Intracellular recordings could be useful for mapping the functional connections between neurons, a goal of the recently launched BRAIN initiative (see “The Brain Activity Map”). “By being able to look inside the cell and measure small voltage changes, you get access to the network that talks to that cell,” say Mooney.

The researchers used a “clever technique” to build their device, says Takashi Kozai, a neural engineer who was not involved in the study. Starting at the tip of a tungsten wire, they built up a long needle-like probe made of tangled carbon nanotubes. Then they coated the probe with an insulating material and used a focused beam of ions to bombard the tip, removing the insulation from that area and shaving it to a fine point.

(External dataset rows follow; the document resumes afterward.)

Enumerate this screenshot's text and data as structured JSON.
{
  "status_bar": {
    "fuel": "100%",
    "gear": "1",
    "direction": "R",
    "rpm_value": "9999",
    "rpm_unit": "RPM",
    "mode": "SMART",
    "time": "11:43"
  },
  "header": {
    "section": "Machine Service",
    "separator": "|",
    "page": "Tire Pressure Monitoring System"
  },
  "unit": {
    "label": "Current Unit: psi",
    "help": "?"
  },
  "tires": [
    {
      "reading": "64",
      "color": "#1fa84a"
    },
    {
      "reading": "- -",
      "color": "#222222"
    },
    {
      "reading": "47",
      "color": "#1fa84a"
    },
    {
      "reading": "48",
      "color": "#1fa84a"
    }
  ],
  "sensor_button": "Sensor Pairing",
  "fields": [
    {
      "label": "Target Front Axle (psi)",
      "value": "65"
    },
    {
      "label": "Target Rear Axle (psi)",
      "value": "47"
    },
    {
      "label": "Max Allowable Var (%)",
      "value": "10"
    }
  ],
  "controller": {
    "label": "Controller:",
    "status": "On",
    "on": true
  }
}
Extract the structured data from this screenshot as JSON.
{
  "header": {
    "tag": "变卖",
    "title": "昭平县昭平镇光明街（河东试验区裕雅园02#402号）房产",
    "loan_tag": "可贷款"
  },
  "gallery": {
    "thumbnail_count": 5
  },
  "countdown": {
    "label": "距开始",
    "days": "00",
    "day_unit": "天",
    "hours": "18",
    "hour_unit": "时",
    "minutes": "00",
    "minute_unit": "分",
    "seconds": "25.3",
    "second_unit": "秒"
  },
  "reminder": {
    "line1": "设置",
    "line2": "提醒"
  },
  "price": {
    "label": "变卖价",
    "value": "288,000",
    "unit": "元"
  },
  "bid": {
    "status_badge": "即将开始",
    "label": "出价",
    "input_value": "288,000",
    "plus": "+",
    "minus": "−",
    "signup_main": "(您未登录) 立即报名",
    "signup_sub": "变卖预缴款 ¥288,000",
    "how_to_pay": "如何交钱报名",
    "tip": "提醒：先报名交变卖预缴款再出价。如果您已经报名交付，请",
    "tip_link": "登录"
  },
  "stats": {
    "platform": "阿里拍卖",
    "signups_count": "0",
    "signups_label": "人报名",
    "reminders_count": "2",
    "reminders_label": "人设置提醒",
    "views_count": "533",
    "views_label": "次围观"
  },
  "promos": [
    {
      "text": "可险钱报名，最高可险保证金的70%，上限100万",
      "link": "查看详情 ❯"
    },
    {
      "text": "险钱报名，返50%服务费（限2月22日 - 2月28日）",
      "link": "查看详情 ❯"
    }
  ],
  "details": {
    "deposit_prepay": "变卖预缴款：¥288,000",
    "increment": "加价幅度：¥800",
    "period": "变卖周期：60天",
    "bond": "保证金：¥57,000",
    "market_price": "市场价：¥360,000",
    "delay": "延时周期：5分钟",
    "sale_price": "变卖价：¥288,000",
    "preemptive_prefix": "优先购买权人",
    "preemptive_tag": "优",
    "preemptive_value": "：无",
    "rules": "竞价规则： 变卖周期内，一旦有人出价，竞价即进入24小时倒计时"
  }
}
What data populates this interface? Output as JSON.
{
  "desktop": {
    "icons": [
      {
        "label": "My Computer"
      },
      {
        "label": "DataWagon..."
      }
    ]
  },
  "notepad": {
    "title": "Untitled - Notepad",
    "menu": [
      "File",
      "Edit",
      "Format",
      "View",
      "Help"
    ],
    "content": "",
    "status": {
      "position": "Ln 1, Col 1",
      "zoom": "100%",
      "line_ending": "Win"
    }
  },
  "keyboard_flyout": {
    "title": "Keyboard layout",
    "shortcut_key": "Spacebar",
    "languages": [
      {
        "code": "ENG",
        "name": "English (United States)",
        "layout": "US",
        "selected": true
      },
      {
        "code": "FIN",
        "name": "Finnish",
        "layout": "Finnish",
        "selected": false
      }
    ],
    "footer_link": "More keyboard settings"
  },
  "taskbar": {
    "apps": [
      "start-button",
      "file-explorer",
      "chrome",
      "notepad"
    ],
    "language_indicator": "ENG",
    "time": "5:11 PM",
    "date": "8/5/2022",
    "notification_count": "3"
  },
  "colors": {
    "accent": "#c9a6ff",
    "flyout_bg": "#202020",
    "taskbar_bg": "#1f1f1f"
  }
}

“With this technique, you can make [probes] as long as you want,” says Kozai, who is also developing microscopic electrodes for recording neuron activity (see “A Carbon Microthread That Makes Contact with the Mind”). The work “sets the stage for making even narrower devices, maybe on the order of 100 nanometers instead of microns,” he says.

In addition to dissected brain slices, the team tested their thin electrode in anesthetized mice, although they were not able to obtain recordings from inside the brain cells of these animals. However, if future versions of the nanotube tip are even sharper, they may be able to better pierce cells in soft and spongy brains, says Kozai. If that’s possible, and if the device is stable in living brains over time, it could help researchers explore how the living brain learns and remembers.

“If they can stably record from the same cell longitudinally,” Kozai says, “it could be applied to map how neurons change during memory formation and learning.”